A Nantucket, Massachusetts, judge ordered the phone be turned over so defense experts can examine it. Police say the device was returned to the accuser’s father, but as CNN reported Wednesday, the accuser, his family and their attorney say they cannot recall receiving the phone and are unable to find it.

The screenshots appear to begin mid-conversation, with the accuser writing, “like he’s hangin around me in the bar. He got my number and asked me to come out with him.”

Over the course of the text exchange, the accuser states that Spacey touched his genitals multiple times. “He pulled my zipper down,” the accuser texted his girlfriend, adding later, “Jesus Christ he reached down my pants.”

The accuser repeatedly asks for help throughout the conversation, and at one point tells his girlfriend to “check snap,” likely a reference the social networking app Snapchat.

In the exchange’s one time-stamped text, the accuser writes, “I got the autographs and a hell of a … story.”

Spacey’s attorney argued in a court filing that the text messages are incomplete and exculpatory.
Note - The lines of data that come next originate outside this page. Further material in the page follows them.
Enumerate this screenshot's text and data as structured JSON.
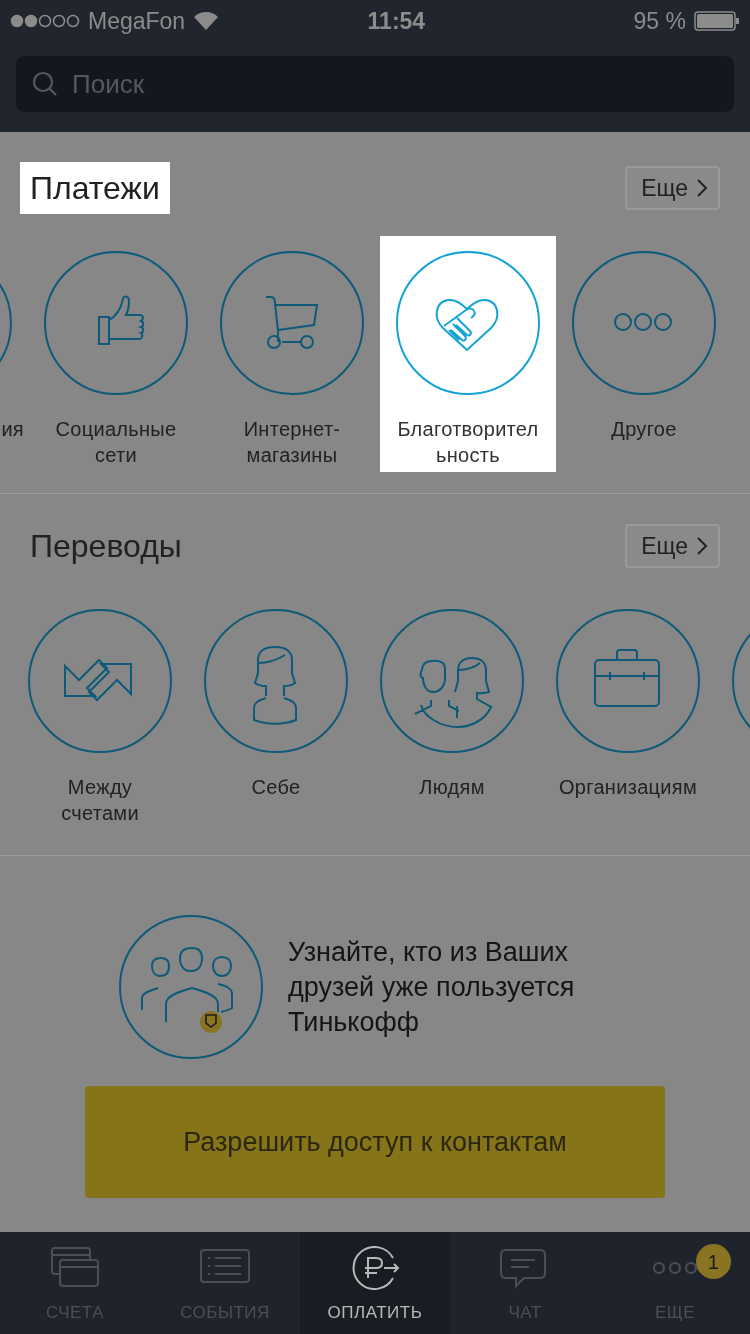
{
  "status_bar": {
    "carrier": "MegaFon",
    "time": "11:54",
    "battery": "95 %"
  },
  "search": {
    "placeholder": "Поиск"
  },
  "sections": [
    {
      "title": "Платежи",
      "highlighted": true,
      "more_button": "Еще",
      "items": [
        {
          "kind": "cut-left",
          "label": "ия",
          "highlighted": false
        },
        {
          "kind": "thumb",
          "label": "Социальные\nсети",
          "highlighted": false
        },
        {
          "kind": "cart",
          "label": "Интернет-\nмагазины",
          "highlighted": false
        },
        {
          "kind": "charity",
          "label": "Благотворител\nьность",
          "highlighted": true
        },
        {
          "kind": "dots",
          "label": "Другое",
          "highlighted": false
        }
      ]
    },
    {
      "title": "Переводы",
      "highlighted": false,
      "more_button": "Еще",
      "items": [
        {
          "kind": "arrows",
          "label": "Между\nсчетами",
          "highlighted": false
        },
        {
          "kind": "person",
          "label": "Себе",
          "highlighted": false
        },
        {
          "kind": "people",
          "label": "Людям",
          "highlighted": false
        },
        {
          "kind": "briefcase",
          "label": "Организациям",
          "highlighted": false
        },
        {
          "kind": "cut-right",
          "highlighted": false
        }
      ]
    }
  ],
  "promo": {
    "text": "Узнайте, кто из Ваших друзей уже пользуется Тинькофф",
    "button": "Разрешить доступ к контактам"
  },
  "tab_bar": [
    {
      "kind": "cards",
      "label": "СЧЕТА",
      "selected": false
    },
    {
      "kind": "list",
      "label": "СОБЫТИЯ",
      "selected": false
    },
    {
      "kind": "pay",
      "label": "ОПЛАТИТЬ",
      "selected": true
    },
    {
      "kind": "chat",
      "label": "ЧАТ",
      "selected": false
    },
    {
      "kind": "more",
      "label": "ЕЩЕ",
      "selected": false,
      "badge": "1"
    }
  ]
}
“To be sure, the screenshots of the text messages exchanged between (the accuser’s girlfriend) and (the accuser) on the night in question are incomplete,” attorney Alan Jackson argues in a contemporaneous filing. “There appear to be intervening time periods between each of these texts.”

Jackson has argued that exculpatory evidence had been deleted from the accuser’s phone before it was turned over to prosecutors.

“The screenshots produced by the Commonwealth suggest that additional communications on (the accuser’s) cell phone will reveal the truth: (the accuser) concocted and exaggerated elements of a story to impress his friends,” he said.

Prosecutors told Judge Thomas Barrett last month that they obtained a copy of data from the phone, and then returned the device.

Defense attorneys received a CD containing files obtained from the phone, but Spacey’s legal team has said the files are insufficient.

“Access to the underlying databases is necessary to perform a proper analysis, including whether messages may have been deleted or to attempt recovery of deleted data,” defense expert Sankara Shanmugam wrote in an affidavit.

Spacey’s lawyers have argued that they should be allowed to try to recover any deleted data from the phone, which is now missing.

Judge Barrett extended the deadline for turning the phone over until July 8. If the phone is not found by then, the accuser, his mother and attorney must appear in court to testify about its whereabouts.

Neither Jackson, prosecutors, nor the accuser’s attorney immediately responded to requests for comment.